Credit Unions Try To Lure Business Borrowers

Businesses may soon be enticed to turn to a credit union the next time they are in need of working capital. According to reports, the National Credit Union Administration has proposed rule changes that would make it easier for credit unions to loan to businesses.

Reports said that the modifications would allow credit unions to issue corporate loans without personally guaranteeing them. The NCUA is also proposing a collateral cap and an increase to the amount an individual could borrow. The changes would be the first significant alterations to its lending rules since 2003, reports said.

The NCUA’s proposals are now under a review period before they are implemented; reports said Congressional review is not required for the new rules to take effect.

Traditionally, credit unions have been restricted in their business lending operations. One of the largest hurdles for them is a waiver process that requires any institution to apply to remove a personal guarantee requirement.

“Many credit unions have given up on serving their members’ commercial lending needs because existing limits and the waiver process prevent them being competitive,” said NCUA Vice Chairman Rick Metsger at a board meeting last month. The NCUA is now seeking to remove some of those obstacles, including the waiver system.

“It just gives us a little more latitude to personally structure a deal because the risks and the structures are all different, instead of a single playbook for every deal,” said Mark Hoffhines, senior vice president of commercial lending for Lake Michigan Credit Union, in a recent interview. “Every small business is different and every loan proposal is different.”

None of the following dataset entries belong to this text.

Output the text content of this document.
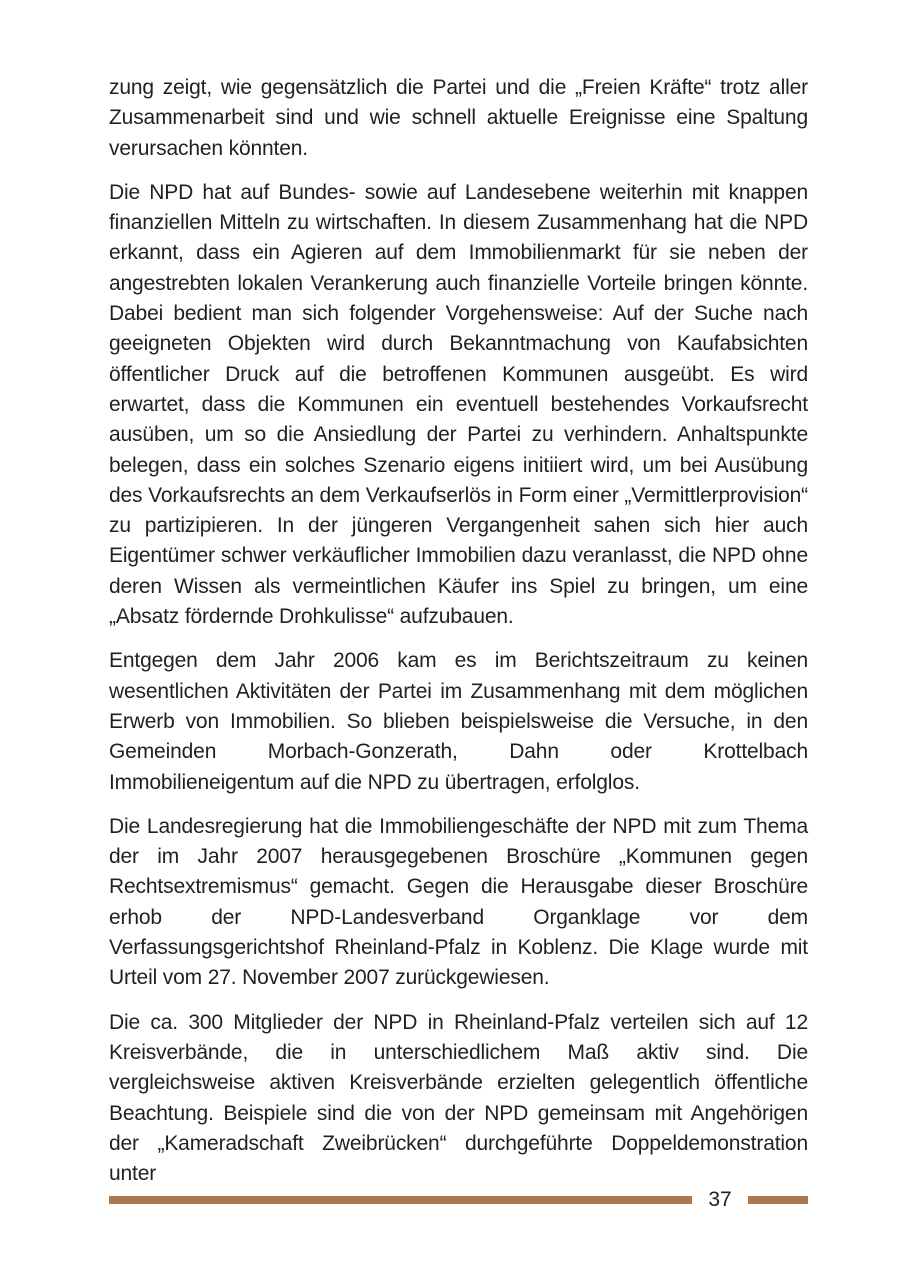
zung zeigt, wie gegensätzlich die Partei und die „Freien Kräfte“ trotz aller Zusammenarbeit sind und wie schnell aktuelle Ereignisse eine Spaltung verursachen könnten.

Die NPD hat auf Bundes- sowie auf Landesebene weiterhin mit knappen finanziellen Mitteln zu wirtschaften. In diesem Zusammenhang hat die NPD erkannt, dass ein Agieren auf dem Immobilienmarkt für sie neben der angestrebten lokalen Verankerung auch finanzielle Vorteile bringen könnte. Dabei bedient man sich folgender Vorgehensweise: Auf der Suche nach geeigneten Objekten wird durch Bekanntmachung von Kaufabsichten öffentlicher Druck auf die betroffenen Kommunen ausgeübt. Es wird erwartet, dass die Kommunen ein eventuell bestehendes Vorkaufsrecht ausüben, um so die Ansiedlung der Partei zu verhindern. Anhaltspunkte belegen, dass ein solches Szenario eigens initiiert wird, um bei Ausübung des Vorkaufsrechts an dem Verkaufserlös in Form einer „Vermittlerprovision“ zu partizipieren. In der jüngeren Vergangenheit sahen sich hier auch Eigentümer schwer verkäuflicher Immobilien dazu veranlasst, die NPD ohne deren Wissen als vermeintlichen Käufer ins Spiel zu bringen, um eine „Absatz fördernde Drohkulisse“ aufzubauen.

Entgegen dem Jahr 2006 kam es im Berichtszeitraum zu keinen wesentlichen Aktivitäten der Partei im Zusammenhang mit dem möglichen Erwerb von Immobilien. So blieben beispielsweise die Versuche, in den Gemeinden Morbach-Gonzerath, Dahn oder Krottelbach Immobilieneigentum auf die NPD zu übertragen, erfolglos.

Die Landesregierung hat die Immobiliengeschäfte der NPD mit zum Thema der im Jahr 2007 herausgegebenen Broschüre „Kommunen gegen Rechtsextremismus“ gemacht. Gegen die Herausgabe dieser Broschüre erhob der NPD-Landesverband Organklage vor dem Verfassungsgerichtshof Rheinland-Pfalz in Koblenz. Die Klage wurde mit Urteil vom 27. November 2007 zurückgewiesen.

Die ca. 300 Mitglieder der NPD in Rheinland-Pfalz verteilen sich auf 12 Kreisverbände, die in unterschiedlichem Maß aktiv sind. Die vergleichsweise aktiven Kreisverbände erzielten gelegentlich öffentliche Beachtung. Beispiele sind die von der NPD gemeinsam mit Angehörigen der „Kameradschaft Zweibrücken“ durchgeführte Doppeldemonstration unter

37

While the changes would make it easier for credit unions to lend to businesses, not all are on board with the plan. According to reports, the Independent Community Bankers of America issued a statement following the NCUA’s proposals that rejected the venture.

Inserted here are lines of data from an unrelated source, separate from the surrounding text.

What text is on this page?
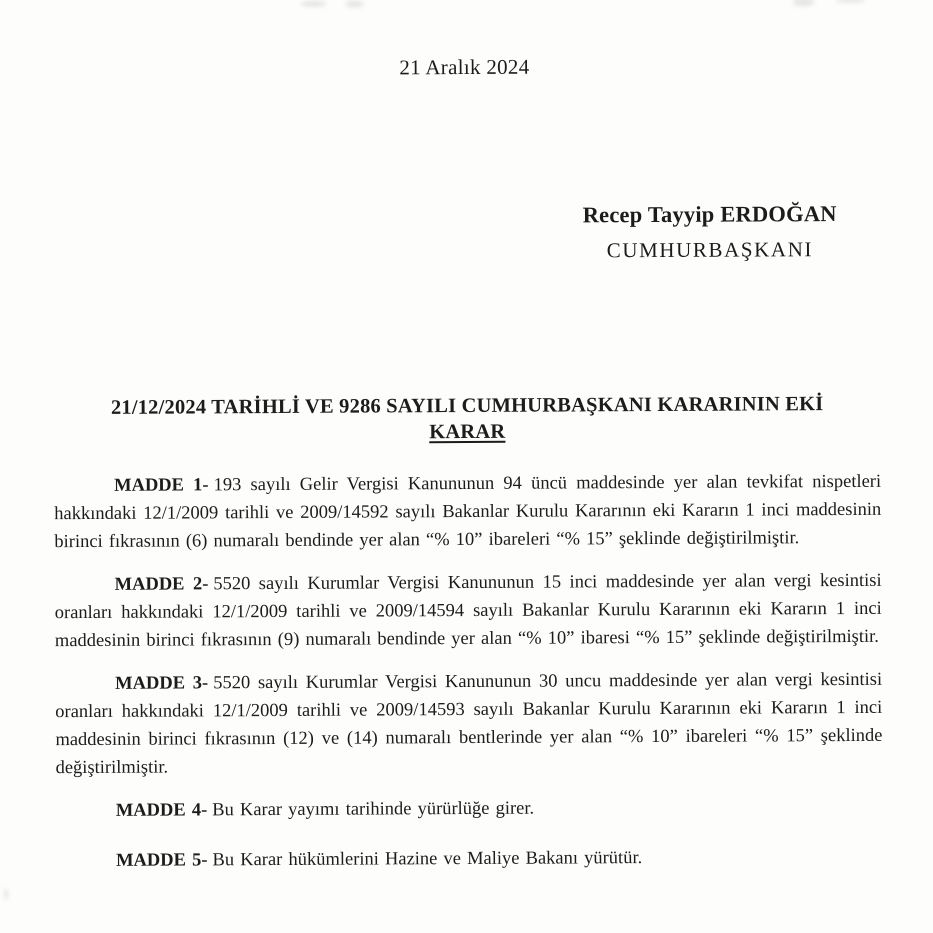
21 Aralık 2024
Recep Tayyip ERDOĞAN
CUMHURBAŞKANI
21/12/2024 TARİHLİ VE 9286 SAYILI CUMHURBAŞKANI KARARININ EKİ
KARAR

MADDE 1- 193 sayılı Gelir Vergisi Kanununun 94 üncü maddesinde yer alan tevkifat nispetleri hakkındaki 12/1/2009 tarihli ve 2009/14592 sayılı Bakanlar Kurulu Kararının eki Kararın 1 inci maddesinin birinci fıkrasının (6) numaralı bendinde yer alan “% 10” ibareleri “% 15” şeklinde değiştirilmiştir.

MADDE 2- 5520 sayılı Kurumlar Vergisi Kanununun 15 inci maddesinde yer alan vergi kesintisi oranları hakkındaki 12/1/2009 tarihli ve 2009/14594 sayılı Bakanlar Kurulu Kararının eki Kararın 1 inci maddesinin birinci fıkrasının (9) numaralı bendinde yer alan “% 10” ibaresi “% 15” şeklinde değiştirilmiştir.

MADDE 3- 5520 sayılı Kurumlar Vergisi Kanununun 30 uncu maddesinde yer alan vergi kesintisi oranları hakkındaki 12/1/2009 tarihli ve 2009/14593 sayılı Bakanlar Kurulu Kararının eki Kararın 1 inci maddesinin birinci fıkrasının (12) ve (14) numaralı bentlerinde yer alan “% 10” ibareleri “% 15” şeklinde değiştirilmiştir.

MADDE 4- Bu Karar yayımı tarihinde yürürlüğe girer.

MADDE 5- Bu Karar hükümlerini Hazine ve Maliye Bakanı yürütür.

“The NCUA’s proposal to expand the business-lending authority for taxpayer-subsidized credit unions would widen federal, state and local budget deficits and increase risks to our financial system while doing little to improve access to credit,” the ICBA said. “The credit union industry should not expand its business-lending authority on behalf of a handful of its largest institutions as long as it remains exempt from taxation and the CRA.”